Physically Phit

I was going to try to come up with all sorts of spiritual reasons, I was going to try to be really smart. But, here’s the real. I am going to start working out and eating healthier. Yesterday, I watched a woman say goodbye to her husband. Yesterday, I realized, I do not want that to happen. I don’t want Andrea to have to endure that. I know I can’t control everything, and Got ultimately will have to decide that but, I do know that I can do everything in my power to avoid that. Step one, healthy diet, step two, exercise.

I know, it sounds tough, but I think I can do it. I don’t really have a “target” weight loss, I just have a target. Lose this fat gut. Look good in medium shirts again, and not get winded walking up stairs. God has given me all sorts of blessings. In a way, I feel like I am taking them for granted. That’s just silly. He has let me live through everything, and I treat my body like a junk(food)yard. It’s just not smart.

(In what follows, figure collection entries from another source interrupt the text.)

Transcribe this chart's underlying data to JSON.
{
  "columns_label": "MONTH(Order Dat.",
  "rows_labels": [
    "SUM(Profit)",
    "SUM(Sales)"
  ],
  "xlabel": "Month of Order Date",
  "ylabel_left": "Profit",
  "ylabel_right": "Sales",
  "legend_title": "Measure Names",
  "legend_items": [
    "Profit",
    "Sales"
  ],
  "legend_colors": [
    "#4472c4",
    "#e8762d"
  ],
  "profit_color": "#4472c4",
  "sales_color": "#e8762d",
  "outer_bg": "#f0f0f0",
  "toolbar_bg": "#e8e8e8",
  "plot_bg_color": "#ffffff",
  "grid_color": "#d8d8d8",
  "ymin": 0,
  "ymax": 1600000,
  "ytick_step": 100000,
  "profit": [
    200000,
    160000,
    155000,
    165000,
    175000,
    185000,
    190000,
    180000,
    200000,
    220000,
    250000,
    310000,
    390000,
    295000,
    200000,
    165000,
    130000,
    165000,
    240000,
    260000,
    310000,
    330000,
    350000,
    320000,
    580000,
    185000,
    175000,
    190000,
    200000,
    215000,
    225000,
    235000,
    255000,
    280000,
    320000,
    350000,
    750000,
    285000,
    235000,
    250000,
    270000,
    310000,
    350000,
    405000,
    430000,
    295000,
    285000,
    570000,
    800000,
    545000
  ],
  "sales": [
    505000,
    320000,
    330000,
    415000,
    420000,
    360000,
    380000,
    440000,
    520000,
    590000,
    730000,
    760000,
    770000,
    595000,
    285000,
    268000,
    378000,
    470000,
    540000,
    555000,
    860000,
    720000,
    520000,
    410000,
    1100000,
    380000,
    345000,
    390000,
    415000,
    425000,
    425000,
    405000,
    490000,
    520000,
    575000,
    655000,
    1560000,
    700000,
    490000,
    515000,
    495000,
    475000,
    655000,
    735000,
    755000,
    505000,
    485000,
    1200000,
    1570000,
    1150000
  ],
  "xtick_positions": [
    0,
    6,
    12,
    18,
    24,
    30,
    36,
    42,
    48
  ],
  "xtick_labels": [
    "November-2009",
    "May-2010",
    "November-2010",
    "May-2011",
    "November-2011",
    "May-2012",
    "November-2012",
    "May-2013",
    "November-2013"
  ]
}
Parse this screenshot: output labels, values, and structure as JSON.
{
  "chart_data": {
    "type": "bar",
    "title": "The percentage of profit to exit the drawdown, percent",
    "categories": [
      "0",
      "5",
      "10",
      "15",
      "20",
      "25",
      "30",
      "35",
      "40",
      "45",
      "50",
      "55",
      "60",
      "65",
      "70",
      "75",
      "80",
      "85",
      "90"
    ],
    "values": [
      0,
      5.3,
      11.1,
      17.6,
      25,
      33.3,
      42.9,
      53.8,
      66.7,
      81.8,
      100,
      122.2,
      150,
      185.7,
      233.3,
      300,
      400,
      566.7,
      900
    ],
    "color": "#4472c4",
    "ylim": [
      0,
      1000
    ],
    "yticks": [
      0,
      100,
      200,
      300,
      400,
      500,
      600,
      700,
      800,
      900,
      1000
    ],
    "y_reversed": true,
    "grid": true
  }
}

So. Starting today, I am eating right. That doesn’t mean diet, it is just a lifestyle change, and I am going to exercise. If it starts as 15 on a treadmill… so be it. I will improve, and in a year, I’ll be a healthy married man.

**pause** **Think**

What is God doing to me!? I’ll blog on that later!

  • http://www.trgckeathley.com Toby @ WTLF

    I’m right there with ya brother!! Actually been off and on (more off) for the last 10 years. It’s time to get on and stay on. We are on week 11, I think and feeling good!! Good luck!